Nowhere can I think so happily as in a train.
I am not inspired; nothing so uncomfortable as that.
I am never seized with a sudden idea for a masterpiece,
nor form a sudden plan for some new enterprise.
My thoughts are just pleasantly reflective. I
think of all the good deeds I have done, and (when
these give out) of all the good deeds I am going to
do. I look out of the window and say lazily to
myself, “How jolly to live there”; and
a little farther on, “How jolly not to live
there.” I see a cow, and I wonder what it
is like to be a cow, and I wonder whether the cow
wonders what it is to be like me; and perhaps, by
this time, we have passed on to a sheep, and I wonder
if it is more fun being a sheep. My mind wanders
on in a way which would annoy Pelman a good deal,
but it wanders on quite happily, and the “clankety-clank”
of the train adds a very soothing accompaniment.
So soothing, indeed, that at any moment I can close
my eyes and pass into a pleasant state of sleep.
But this entertainment which my train provides for
me is doubly entertaining if it be but the overture
to greater delights. If some magic property which
the train possesses—whether it be the motion
or the clankety-clank—makes me happy even
when I am only thinking about a cow, is it any wonder
that I am happy in thinking about the delightful new
life to which I am travelling? We are going to
the Riviera, but I have had no time as yet in which
to meditate properly upon that delightful fact.
I have been too busy saving up for it, doing work
in advance for it, buying cloth for it. Between
London and Dover I have been worrying, perhaps, about
the crossing; between Dover and Calais my worries
have come to a head; but when I step into the train
at Calais, then at last I can give myself up with a
whole mind to the contemplation of the happy future.
So long as the train does not stop, so long as nobody
goes in or out of my carriage, I care not how many
hours the journey takes. I have enough happy thoughts
to fill them.
All this, as I said, is not at all Pelman’s
idea of success in life; one should be counting cows
instead of thinking of them; although presumably a
train journey would seem in any case a waste of time
to The Man Who Succeeds. But to those of us to
whom it is no more a waste of time than any other
pleasant form of entertainment, the train-service
to which we have had to submit lately has been doubly
distressing.
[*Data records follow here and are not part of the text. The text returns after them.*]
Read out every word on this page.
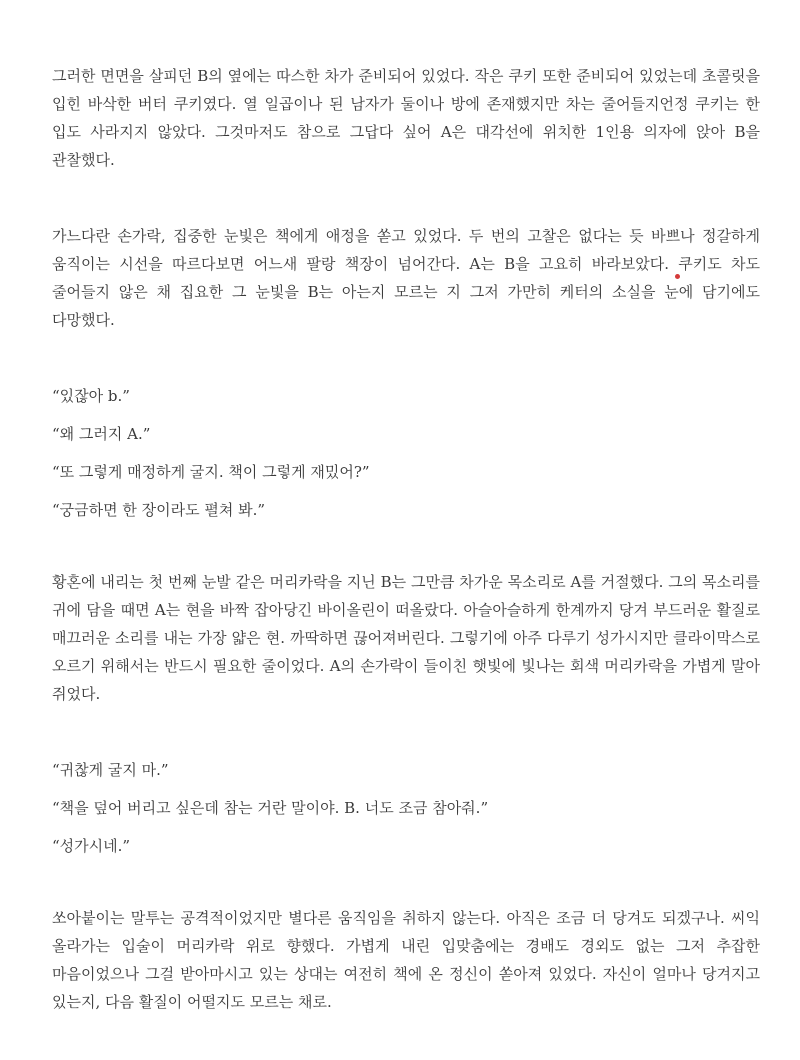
그러한 면면을 살피던 B의 옆에는 따스한 차가 준비되어 있었다. 작은 쿠키 또한 준비되어 있었는데 초콜릿을 입힌 바삭한 버터 쿠키였다. 열 일곱이나 된 남자가 둘이나 방에 존재했지만 차는 줄어들지언정 쿠키는 한 입도 사라지지 않았다. 그것마저도 참으로 그답다 싶어 A은 대각선에 위치한 1인용 의자에 앉아 B을 관찰했다.

가느다란 손가락, 집중한 눈빛은 책에게 애정을 쏟고 있었다. 두 번의 고찰은 없다는 듯 바쁘나 정갈하게 움직이는 시선을 따르다보면 어느새 팔랑 책장이 넘어간다. A는 B을 고요히 바라보았다. 쿠키도 차도 줄어들지 않은 채 집요한 그 눈빛을 B는 아는지 모르는 지 그저 가만히 케터의 소실을 눈에 담기에도 다망했다.

“있잖아 b.”

“왜 그러지 A.”

“또 그렇게 매정하게 굴지. 책이 그렇게 재밌어?”

“궁금하면 한 장이라도 펼쳐 봐.”

황혼에 내리는 첫 번째 눈발 같은 머리카락을 지닌 B는 그만큼 차가운 목소리로 A를 거절했다. 그의 목소리를 귀에 담을 때면 A는 현을 바짝 잡아당긴 바이올린이 떠올랐다. 아슬아슬하게 한계까지 당겨 부드러운 활질로 매끄러운 소리를 내는 가장 얇은 현. 까딱하면 끊어져버린다. 그렇기에 아주 다루기 성가시지만 클라이막스로 오르기 위해서는 반드시 필요한 줄이었다. A의 손가락이 들이친 햇빛에 빛나는 회색 머리카락을 가볍게 말아 쥐었다.

“귀찮게 굴지 마.”

“책을 덮어 버리고 싶은데 참는 거란 말이야. B. 너도 조금 참아줘.”

“성가시네.”

쏘아붙이는 말투는 공격적이었지만 별다른 움직임을 취하지 않는다. 아직은 조금 더 당겨도 되겠구나. 씨익 올라가는 입술이 머리카락 위로 향했다. 가볍게 내린 입맞춤에는 경배도 경외도 없는 그저 추잡한 마음이었으나 그걸 받아마시고 있는 상대는 여전히 책에 온 정신이 쏟아져 있었다. 자신이 얼마나 당겨지고 있는지, 다음 활질이 어떨지도 모르는 채로.
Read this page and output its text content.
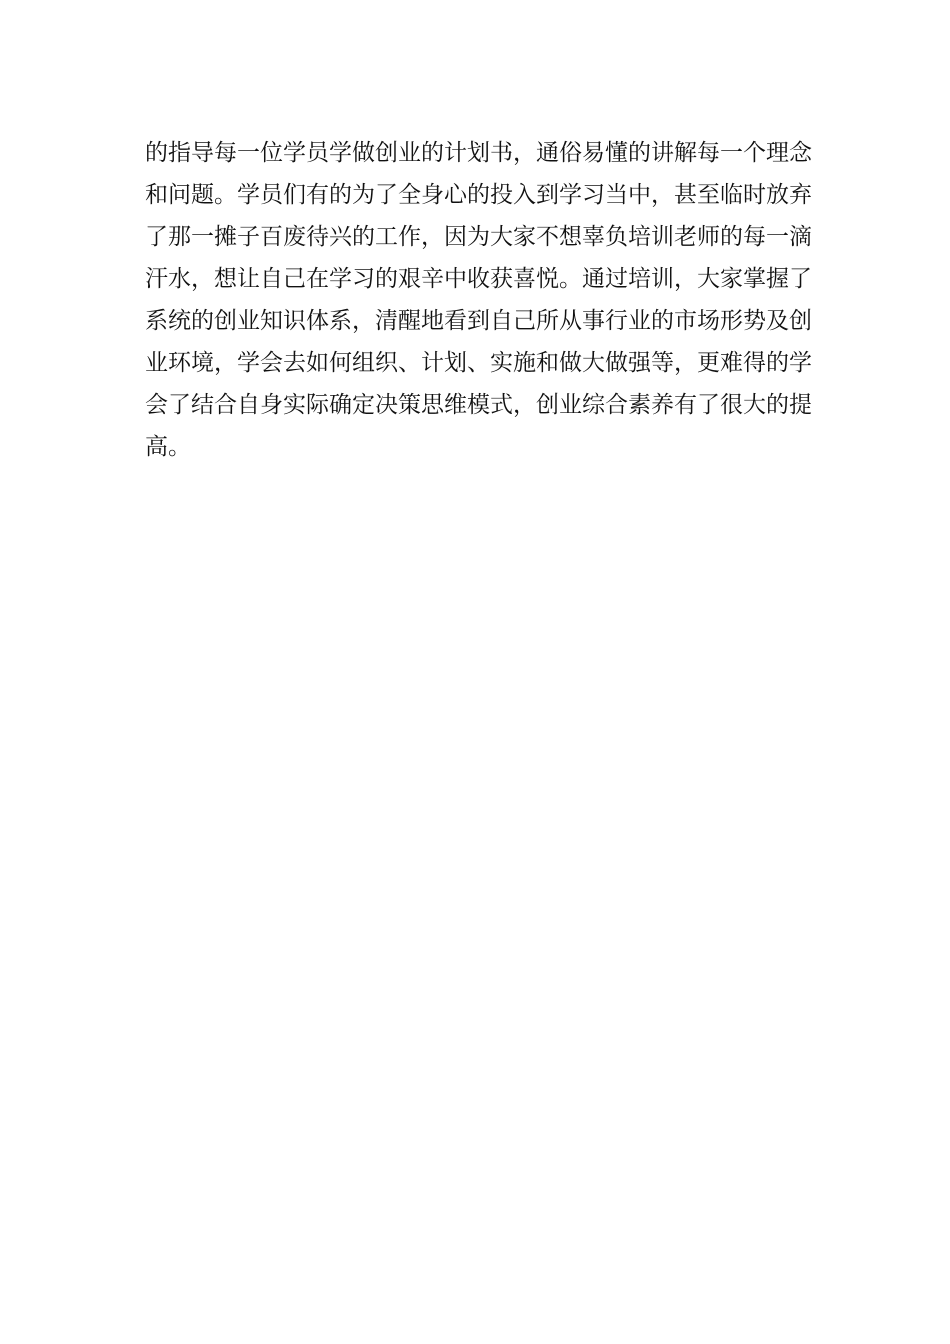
的指导每一位学员学做创业的计划书，通俗易懂的讲解每一个理念
和问题。学员们有的为了全身心的投入到学习当中，甚至临时放弃
了那一摊子百废待兴的工作，因为大家不想辜负培训老师的每一滴
汗水，想让自己在学习的艰辛中收获喜悦。通过培训，大家掌握了
系统的创业知识体系，清醒地看到自己所从事行业的市场形势及创
业环境，学会去如何组织、计划、实施和做大做强等，更难得的学
会了结合自身实际确定决策思维模式，创业综合素养有了很大的提
高。
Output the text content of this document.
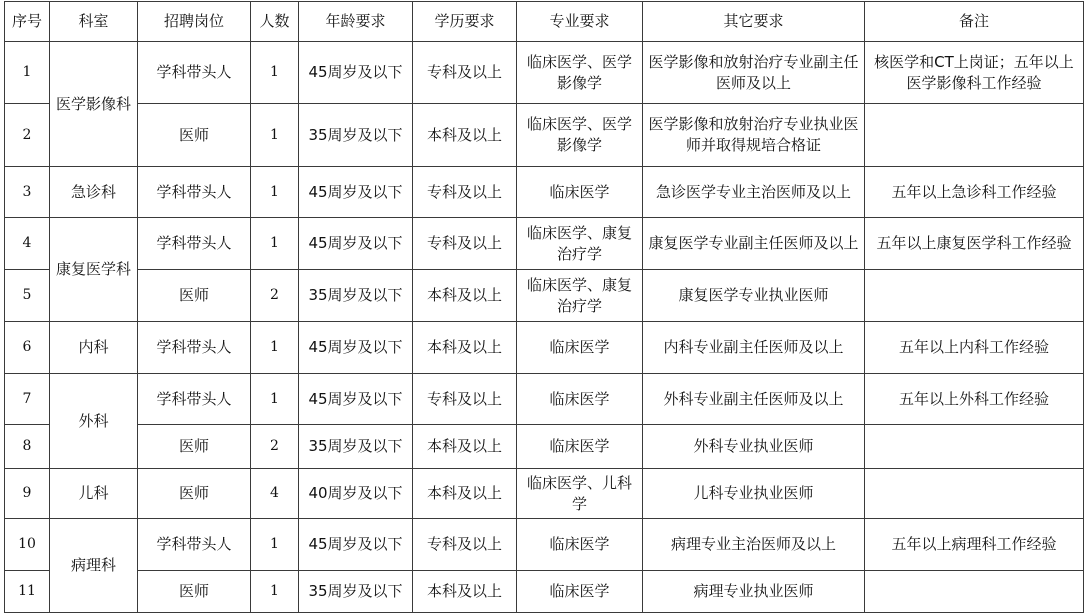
序号	科室	招聘岗位	人数	年龄要求	学历要求	专业要求	其它要求	备注
1	医学影像科	学科带头人	1	45周岁及以下	专科及以上	临床医学、医学影像学	医学影像和放射治疗专业副主任医师及以上	核医学和CT上岗证；五年以上医学影像科工作经验
2		医师	1	35周岁及以下	本科及以上	临床医学、医学影像学	医学影像和放射治疗专业执业医师并取得规培合格证	
3	急诊科	学科带头人	1	45周岁及以下	专科及以上	临床医学	急诊医学专业主治医师及以上	五年以上急诊科工作经验
4	康复医学科	学科带头人	1	45周岁及以下	专科及以上	临床医学、康复治疗学	康复医学专业副主任医师及以上	五年以上康复医学科工作经验
5		医师	2	35周岁及以下	本科及以上	临床医学、康复治疗学	康复医学专业执业医师	
6	内科	学科带头人	1	45周岁及以下	本科及以上	临床医学	内科专业副主任医师及以上	五年以上内科工作经验
7	外科	学科带头人	1	45周岁及以下	专科及以上	临床医学	外科专业副主任医师及以上	五年以上外科工作经验
8		医师	2	35周岁及以下	本科及以上	临床医学	外科专业执业医师	
9	儿科	医师	4	40周岁及以下	本科及以上	临床医学、儿科学	儿科专业执业医师	
10	病理科	学科带头人	1	45周岁及以下	专科及以上	临床医学	病理专业主治医师及以上	五年以上病理科工作经验
11		医师	1	35周岁及以下	本科及以上	临床医学	病理专业执业医师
The bliss of travelling from London
to Manchester was torn from us and we were given purgatory
instead. Things are a little better now in England;
if one chooses the right day one can still come sometimes
upon the old happiness. But not yet on the Continent.
In the happy days before the war the journey out was
almost the best part of Switzerland on the Riviera.
I must wait until those days come back again.